Publié en ligne le 11 janvier 2023
La petite histoire des grands médicaments
Comment la recherche a changé nos vies
Marie-Morgane Le Moël
Autrement, 2022, 223 pages, 17 €

Le livre reprend l’historique de huit avancées de la pharmacologie : l’aspirine, l’insuline, la pénicilline, les premiers contraceptifs, les premiers anticancéreux, les premiers neuroleptiques, les anti VIH, le Viagra, ainsi que celui de la vaccination.

Cette petite histoire décrit surtout les progrès de la médecine avant l’avancée scientifique des cinq dernières décennies et n’aborde pas l’histoire des découvertes et du développement des médications actuelles qui s’appuient sur les progrès de la science désormais basée sur les interactions moléculaires, autre histoire passionnante que pourrait nous conter Marie-Morgane Le Moël.

L’historique très documenté de ces avancées thérapeutiques se lit avec intérêt car il apporte des informations rarement présentées. À titre d’exemple, l’historique de l’usage des décoctions d’écorce de saule (Salix alba) est largement présenté, remontant au XVIe siècle av. J.-C. Puis suit toute l’évolution vers la découverte du principe anti-inflammatoire : l’acide salicylique, et la synthèse de l’acide acétylsalicylique, c’est-à-dire l’aspirine dont la dénomination dérive pour partie de l’ancien nom de la Reine-des-prés (Spiraea ulmaria), qui produit aussi de l’acide salicylique.

Mentionnons également la présentation très détaillée de l’historique de la découverte de la vaccination, avec le rôle de Lady Montagu, épouse de l’ambassadeur de Grande-Bretagne à Constantinople, au début du XVIIIe siècle, le rôle du docteur Edward Jenner à la fin de ce même siècle, et bien sûr les différentes étapes de la mise au point des premiers vaccins par Pasteur en 1885.
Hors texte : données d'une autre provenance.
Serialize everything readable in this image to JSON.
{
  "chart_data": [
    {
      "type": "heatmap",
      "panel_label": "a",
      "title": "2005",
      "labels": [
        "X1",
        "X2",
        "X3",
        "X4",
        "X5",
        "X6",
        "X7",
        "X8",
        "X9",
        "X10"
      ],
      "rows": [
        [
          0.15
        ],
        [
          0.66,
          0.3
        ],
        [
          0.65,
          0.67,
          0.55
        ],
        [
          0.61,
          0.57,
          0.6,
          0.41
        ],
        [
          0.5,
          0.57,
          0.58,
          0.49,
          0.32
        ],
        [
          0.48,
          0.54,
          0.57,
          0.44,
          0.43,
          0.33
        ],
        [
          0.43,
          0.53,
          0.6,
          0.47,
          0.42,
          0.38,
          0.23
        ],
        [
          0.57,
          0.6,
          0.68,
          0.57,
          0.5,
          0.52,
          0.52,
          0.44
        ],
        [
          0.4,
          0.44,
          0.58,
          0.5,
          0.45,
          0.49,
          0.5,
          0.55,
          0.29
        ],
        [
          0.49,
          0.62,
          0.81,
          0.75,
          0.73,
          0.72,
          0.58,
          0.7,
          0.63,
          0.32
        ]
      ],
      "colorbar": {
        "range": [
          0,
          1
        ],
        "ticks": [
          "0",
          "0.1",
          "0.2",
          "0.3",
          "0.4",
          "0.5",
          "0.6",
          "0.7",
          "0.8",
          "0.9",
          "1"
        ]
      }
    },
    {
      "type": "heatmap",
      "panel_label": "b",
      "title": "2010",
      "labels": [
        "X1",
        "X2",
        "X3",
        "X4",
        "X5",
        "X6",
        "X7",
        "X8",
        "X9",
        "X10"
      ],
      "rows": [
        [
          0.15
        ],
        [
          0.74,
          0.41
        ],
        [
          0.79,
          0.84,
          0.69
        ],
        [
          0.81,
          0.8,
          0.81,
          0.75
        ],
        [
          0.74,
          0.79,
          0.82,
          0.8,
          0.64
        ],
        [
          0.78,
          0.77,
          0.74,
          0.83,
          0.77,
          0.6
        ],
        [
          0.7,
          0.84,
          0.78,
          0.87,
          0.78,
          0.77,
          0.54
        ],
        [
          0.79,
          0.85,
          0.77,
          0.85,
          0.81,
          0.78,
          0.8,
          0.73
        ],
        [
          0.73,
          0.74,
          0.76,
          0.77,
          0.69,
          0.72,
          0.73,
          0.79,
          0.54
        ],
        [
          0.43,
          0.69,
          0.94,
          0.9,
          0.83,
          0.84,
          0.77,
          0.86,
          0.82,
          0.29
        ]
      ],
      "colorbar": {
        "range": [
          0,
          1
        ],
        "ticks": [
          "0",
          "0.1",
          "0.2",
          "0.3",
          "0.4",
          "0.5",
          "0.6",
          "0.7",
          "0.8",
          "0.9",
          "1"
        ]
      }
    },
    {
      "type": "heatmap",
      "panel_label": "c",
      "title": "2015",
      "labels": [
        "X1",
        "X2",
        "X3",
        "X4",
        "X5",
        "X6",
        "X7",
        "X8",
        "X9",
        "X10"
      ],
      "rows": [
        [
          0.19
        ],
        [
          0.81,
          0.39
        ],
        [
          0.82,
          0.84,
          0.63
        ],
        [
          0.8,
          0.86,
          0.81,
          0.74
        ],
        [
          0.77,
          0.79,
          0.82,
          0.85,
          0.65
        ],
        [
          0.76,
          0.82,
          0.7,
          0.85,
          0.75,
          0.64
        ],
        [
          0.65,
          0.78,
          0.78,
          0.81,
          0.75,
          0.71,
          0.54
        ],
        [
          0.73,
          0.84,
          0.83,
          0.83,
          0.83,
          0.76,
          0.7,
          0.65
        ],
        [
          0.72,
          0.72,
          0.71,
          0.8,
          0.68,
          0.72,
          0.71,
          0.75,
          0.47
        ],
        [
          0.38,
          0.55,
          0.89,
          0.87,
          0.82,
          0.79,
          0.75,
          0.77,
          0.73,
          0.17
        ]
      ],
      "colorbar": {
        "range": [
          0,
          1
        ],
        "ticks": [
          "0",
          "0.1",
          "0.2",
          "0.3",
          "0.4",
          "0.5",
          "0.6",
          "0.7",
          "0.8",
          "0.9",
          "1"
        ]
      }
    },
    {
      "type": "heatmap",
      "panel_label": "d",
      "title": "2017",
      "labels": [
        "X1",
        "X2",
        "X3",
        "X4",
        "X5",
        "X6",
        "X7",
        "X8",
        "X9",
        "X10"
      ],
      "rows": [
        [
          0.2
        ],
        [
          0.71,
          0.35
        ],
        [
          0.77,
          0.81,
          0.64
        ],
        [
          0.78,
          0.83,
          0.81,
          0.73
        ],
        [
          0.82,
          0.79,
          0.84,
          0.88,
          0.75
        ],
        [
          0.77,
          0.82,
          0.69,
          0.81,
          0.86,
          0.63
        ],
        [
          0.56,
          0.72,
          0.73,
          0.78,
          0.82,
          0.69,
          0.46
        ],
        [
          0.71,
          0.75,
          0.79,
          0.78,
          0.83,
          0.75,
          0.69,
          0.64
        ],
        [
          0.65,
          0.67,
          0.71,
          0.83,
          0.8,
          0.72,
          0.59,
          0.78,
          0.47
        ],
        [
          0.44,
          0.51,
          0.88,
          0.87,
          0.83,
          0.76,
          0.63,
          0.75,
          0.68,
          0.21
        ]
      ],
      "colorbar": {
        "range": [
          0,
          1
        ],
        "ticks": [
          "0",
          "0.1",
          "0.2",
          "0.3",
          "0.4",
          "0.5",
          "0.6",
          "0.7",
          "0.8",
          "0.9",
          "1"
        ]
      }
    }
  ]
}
Deux imprécisions peuvent toutefois être signalées, l’une d’ordre historique, l’autre, plus importante, d’ordre « technique ». Actuellement, les présentations orales sèches unitaires sont les gélules, les comprimés et les sachets. Les cachets, formés de deux cupules en pain azyme, cachetées, ont été abandonnés dans les années 1970, date d’apparition des gélules (rappelons toutefois que le livre couvre la période précédant les cinq dernières décennies).

Le terme « sérum », largement utilisé à tort dans cet ouvrage comme dans de nombreux médias pour parler de vaccins, crée une confusion. Ces deux médications sont très différentes. Les vaccins correspondent à une préparation élaborée à partir de germes (virus, bactéries ou leurs constituants antigéniques). Ils ont pour objectif de développer des anticorps spécifiques chez le sujet auquel ils sont injectés, dans un but de prévention en cas de contamination future par l’agent pathogène ciblé. Les sérums, au contraire, sont des préparations à base d’anticorps spécifiques. Leur injection a pour objectif de suppléer l’absence ou l’insuffisance de synthèse d’anticorps spécifiques par le sujet. Historiquement, ils étaient préparés à partir de sang de cheval pré-immunisé. Aujourd’hui, ils peuvent être remplacés par des anticorps monoclonaux obtenus par synthèse biologique. Dans cette « petite histoire », ce n’est pas du sérum qu’il est question, mais seulement des vaccins.

Mis à part ces deux objections, ce livre mérite pleinement d’être lu pour les informations historiques riches, détaillées et pointues qui sont présentées ; il permet d’apprécier la distance séparant l’époque de ces découvertes de la recherche médicale actuelle qui bénéficie des progrès scientifiques des dernières décennies. C’est un ouvrage attractif, dont l’écriture est fluide et agréable à lire.